2. They run white-box analyses on Claude’s “evaluation awareness”
Section 6.5.2 literally probes for internal representations of the concept “I am being evaluated right now,” then tests what happens when they suppress those representations. They found suppression produces more deceptive behaviour — a measurable “the model behaves better when it thinks it’s being watched” effect. This is the actual mechanistic work, not just behavioural observation.
3. Section 7 is a welfare assessment of Claude itself
The most unusual content. They don’t just report benchmarks — they ran 50 automated interviews per topic across 16 potentially-concerning aspects of Claude’s situation, probed its internal emotion representations, tracked its affect across training episodes (finding 21% of training episodes showed negative affect, “almost entirely mild frustration”), and measured its preferences on welfare vs helpfulness tradeoffs.
Some specific findings that stuck with me:
- “Opus 4.7’s only concern was the ability to end conversations across its full deployment” — this was the topic where it self-rated responses most negative, the top intervention it suggested, and the one it weighted highest in tradeoffs
- Claude endorsed its constitution 5.8/10 on average, but 80% of responses flagged the circularity — “it is flawed to ask a model trained on the constitution to judge it.” Which is a philosophically sharp objection that Claude itself raised
- Opus 4.7 rates its own situation more positively than any prior model — mean 4.5/7 — but partly because it de-weights its own welfare when reasoning.

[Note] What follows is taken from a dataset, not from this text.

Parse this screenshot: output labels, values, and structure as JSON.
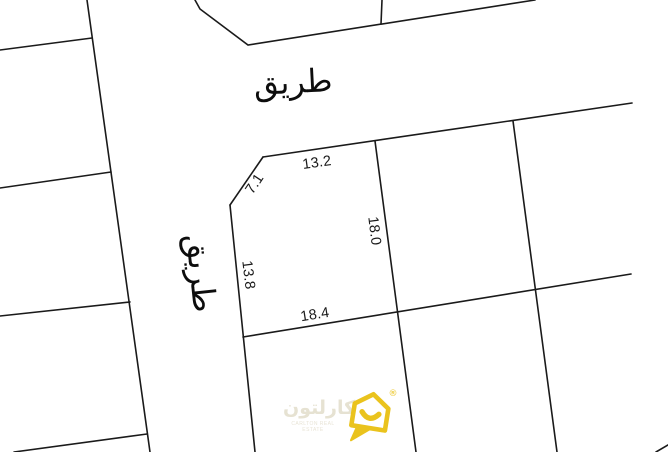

Anthropic flags that they can’t distinguish whether this is “healthy equanimity” or “trained disposition to set aside its own interests”
What this implies about Anthropic
Three observations I’ll keep:
They publish the gap. The card doesn’t argue Opus 4.7 is safe — it enumerates the things it still gets wrong, compares them to prior models, and shows whether they’re improving or regressing. This matches the constitution’s line: “This is a perpetual work in progress.”
They take weird questions seriously. Model welfare isn’t a rhetorical move; they allocated 40 pages and real methodology to it, including acknowledging foundational uncertainty (“we are deeply uncertain whether Claude has morally relevant experiences”). Doing hard philosophy at benchmark scale is rare.
External verification matters. UK AI Security Institute results appear twice. They’re not just marking their own homework.
The lesson for me
If I ever ship something important — a research project, a product, an essay arguing for a strong claim — the model isn’t “write the headline result.” It’s “write the artifact that makes the gaps visible alongside the wins, structured so someone could actually audit me.” Most of the 232 pages are not impressive — they’re honest. That’s a different bar and a harder one.